I think you're wrong. It's something like "here's the source but it's
copyright John Skaller as Jon Skaller wants to find a way to make
enough money to eat". At least last I checked.
>>4) Why don't we hear more about this? What is all this jpython hype
> It's not very widely advertised, perhaps because it's still an alpha.
> Some of the extensions seem difficult to implement in CPython or
> JPython, but it's quite possible that Vyper could go on to become the
> first languages that derives from Python.
Those languages will probably be interesting. I've been toying with some
language ideas for a while now (since before I discovered Python). Then
I discovered Python and it was so much like that language (but a lot
better) in some respects that I stopped thinking about it for a while.

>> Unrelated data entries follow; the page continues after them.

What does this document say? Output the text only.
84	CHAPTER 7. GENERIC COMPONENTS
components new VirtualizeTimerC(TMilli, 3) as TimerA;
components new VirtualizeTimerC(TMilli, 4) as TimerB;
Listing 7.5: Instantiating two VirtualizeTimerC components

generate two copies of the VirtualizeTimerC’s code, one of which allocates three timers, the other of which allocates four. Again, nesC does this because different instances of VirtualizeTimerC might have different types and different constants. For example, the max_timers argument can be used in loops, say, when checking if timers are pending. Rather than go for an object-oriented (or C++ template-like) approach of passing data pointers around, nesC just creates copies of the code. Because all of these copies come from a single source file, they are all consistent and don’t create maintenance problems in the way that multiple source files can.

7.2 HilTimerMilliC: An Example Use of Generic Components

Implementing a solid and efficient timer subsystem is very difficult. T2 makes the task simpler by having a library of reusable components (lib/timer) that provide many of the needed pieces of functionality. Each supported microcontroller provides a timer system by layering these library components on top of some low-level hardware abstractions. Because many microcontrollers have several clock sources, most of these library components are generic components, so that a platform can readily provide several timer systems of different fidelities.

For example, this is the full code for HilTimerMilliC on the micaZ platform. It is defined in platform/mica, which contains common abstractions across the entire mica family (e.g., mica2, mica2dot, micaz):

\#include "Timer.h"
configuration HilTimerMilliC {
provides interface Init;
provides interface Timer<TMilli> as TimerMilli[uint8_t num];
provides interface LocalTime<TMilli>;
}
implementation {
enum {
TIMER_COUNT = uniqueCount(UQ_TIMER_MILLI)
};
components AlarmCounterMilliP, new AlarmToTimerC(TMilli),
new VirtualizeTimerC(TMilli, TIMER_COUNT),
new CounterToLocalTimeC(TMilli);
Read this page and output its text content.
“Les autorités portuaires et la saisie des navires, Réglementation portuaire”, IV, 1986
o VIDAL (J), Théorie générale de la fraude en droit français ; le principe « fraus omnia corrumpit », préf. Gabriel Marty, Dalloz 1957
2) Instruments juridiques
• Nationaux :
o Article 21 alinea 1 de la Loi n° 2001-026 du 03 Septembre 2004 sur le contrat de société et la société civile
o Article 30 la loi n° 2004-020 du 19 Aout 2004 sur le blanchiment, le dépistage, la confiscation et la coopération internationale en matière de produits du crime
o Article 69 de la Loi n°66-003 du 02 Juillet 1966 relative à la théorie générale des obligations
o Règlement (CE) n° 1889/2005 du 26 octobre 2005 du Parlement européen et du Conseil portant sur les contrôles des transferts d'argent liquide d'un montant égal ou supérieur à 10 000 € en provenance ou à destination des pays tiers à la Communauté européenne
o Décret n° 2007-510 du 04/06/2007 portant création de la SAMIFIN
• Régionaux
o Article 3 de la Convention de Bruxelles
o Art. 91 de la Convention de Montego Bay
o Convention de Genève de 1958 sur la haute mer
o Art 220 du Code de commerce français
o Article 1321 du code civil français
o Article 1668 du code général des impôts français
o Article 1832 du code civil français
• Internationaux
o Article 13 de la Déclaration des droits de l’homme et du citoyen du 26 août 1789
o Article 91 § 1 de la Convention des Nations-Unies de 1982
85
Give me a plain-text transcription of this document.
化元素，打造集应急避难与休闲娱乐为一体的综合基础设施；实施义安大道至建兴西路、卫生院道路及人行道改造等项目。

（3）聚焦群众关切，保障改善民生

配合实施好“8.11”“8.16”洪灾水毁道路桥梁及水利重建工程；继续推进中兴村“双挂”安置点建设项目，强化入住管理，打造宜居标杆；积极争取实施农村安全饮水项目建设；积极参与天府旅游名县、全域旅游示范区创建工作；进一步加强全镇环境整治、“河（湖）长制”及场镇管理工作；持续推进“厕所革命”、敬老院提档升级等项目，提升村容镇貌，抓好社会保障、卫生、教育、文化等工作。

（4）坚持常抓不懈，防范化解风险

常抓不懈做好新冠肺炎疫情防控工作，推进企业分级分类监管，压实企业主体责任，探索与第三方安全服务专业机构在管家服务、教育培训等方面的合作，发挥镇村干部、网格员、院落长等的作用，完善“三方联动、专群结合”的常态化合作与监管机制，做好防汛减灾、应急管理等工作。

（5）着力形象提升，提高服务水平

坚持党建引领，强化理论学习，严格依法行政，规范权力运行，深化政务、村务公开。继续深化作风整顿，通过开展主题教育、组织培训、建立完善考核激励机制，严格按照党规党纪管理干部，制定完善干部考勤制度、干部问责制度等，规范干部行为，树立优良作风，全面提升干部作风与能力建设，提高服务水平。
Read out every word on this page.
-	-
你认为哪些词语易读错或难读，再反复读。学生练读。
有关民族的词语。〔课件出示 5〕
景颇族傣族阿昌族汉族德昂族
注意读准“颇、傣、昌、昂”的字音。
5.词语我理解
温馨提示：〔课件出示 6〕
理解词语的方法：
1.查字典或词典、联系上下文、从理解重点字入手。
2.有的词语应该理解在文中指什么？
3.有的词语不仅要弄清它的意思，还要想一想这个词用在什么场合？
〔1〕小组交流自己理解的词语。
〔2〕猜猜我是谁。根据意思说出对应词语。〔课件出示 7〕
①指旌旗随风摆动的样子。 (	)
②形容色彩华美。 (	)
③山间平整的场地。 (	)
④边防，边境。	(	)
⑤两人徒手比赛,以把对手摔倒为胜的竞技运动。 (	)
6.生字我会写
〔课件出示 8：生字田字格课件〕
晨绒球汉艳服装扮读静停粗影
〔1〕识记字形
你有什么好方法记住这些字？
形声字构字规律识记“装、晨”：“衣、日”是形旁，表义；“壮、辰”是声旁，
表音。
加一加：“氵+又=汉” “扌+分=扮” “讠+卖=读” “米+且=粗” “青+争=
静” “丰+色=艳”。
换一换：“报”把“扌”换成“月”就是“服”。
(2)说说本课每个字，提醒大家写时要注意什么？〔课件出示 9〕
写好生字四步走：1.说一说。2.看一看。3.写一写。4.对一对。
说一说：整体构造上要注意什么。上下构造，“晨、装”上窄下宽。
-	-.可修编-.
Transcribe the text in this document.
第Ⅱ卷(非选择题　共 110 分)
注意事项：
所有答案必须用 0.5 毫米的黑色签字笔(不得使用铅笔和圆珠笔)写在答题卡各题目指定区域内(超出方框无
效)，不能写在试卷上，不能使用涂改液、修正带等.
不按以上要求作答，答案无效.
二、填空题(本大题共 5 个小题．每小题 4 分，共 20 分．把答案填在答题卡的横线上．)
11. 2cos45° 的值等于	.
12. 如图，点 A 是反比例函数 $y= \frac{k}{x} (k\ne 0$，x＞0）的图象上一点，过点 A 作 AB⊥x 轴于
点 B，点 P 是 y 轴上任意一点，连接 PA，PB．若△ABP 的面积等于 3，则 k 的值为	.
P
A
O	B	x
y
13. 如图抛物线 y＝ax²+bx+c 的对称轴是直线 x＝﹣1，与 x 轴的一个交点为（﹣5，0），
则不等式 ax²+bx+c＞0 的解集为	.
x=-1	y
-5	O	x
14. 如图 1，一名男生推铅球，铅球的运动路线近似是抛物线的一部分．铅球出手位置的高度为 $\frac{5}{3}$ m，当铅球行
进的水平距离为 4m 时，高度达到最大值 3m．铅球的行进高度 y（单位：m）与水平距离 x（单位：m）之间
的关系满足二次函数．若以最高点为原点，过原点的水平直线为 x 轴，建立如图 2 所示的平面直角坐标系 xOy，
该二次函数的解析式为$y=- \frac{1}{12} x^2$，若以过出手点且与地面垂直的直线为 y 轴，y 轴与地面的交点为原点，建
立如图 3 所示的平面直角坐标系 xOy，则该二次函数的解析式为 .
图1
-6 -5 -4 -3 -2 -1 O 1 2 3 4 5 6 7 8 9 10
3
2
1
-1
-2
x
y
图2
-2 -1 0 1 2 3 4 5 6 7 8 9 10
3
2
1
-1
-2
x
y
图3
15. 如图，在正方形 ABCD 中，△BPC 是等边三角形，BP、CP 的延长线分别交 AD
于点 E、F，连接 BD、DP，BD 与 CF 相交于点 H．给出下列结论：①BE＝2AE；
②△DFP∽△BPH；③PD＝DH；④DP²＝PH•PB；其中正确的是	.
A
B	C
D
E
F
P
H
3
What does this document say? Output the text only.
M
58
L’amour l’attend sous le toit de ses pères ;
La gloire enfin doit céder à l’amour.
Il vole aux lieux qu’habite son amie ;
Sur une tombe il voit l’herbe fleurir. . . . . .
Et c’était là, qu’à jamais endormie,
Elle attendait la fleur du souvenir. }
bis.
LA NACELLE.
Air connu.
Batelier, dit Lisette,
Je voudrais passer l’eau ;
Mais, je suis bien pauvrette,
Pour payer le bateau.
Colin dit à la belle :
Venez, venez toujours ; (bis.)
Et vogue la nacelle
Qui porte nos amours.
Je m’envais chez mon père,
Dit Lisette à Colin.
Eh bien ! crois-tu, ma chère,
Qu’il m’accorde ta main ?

Now I'm thinking about it again occasionally. I've learned a lot from
Python's pragmaticism, focus on readable syntax (just enough sugar to
make it read nicely, but not more), and flexibility traded off for
speed. I was concentrating way too much on the 'this needs to be
optimizable to heck' aspect of language design, and I now realize that's
not so important. Maybe in a couple of years I'll start implementing
it seriously; maybe not.
I bet there are more people in this newsgroup toying
with such ideas; in fact it'd be a prerequisite almost to be interested
in this, as otherwise it'd be hard to discover Python (at least pre-1998 or
so). I know for a fact Tim Peters wants to design a language that has
'foo' and 'bar' as hidden reserve words. :)
History of the 20th Century: WW1, WW2, WW3?
No, WWW -- Could we be going in the right direction?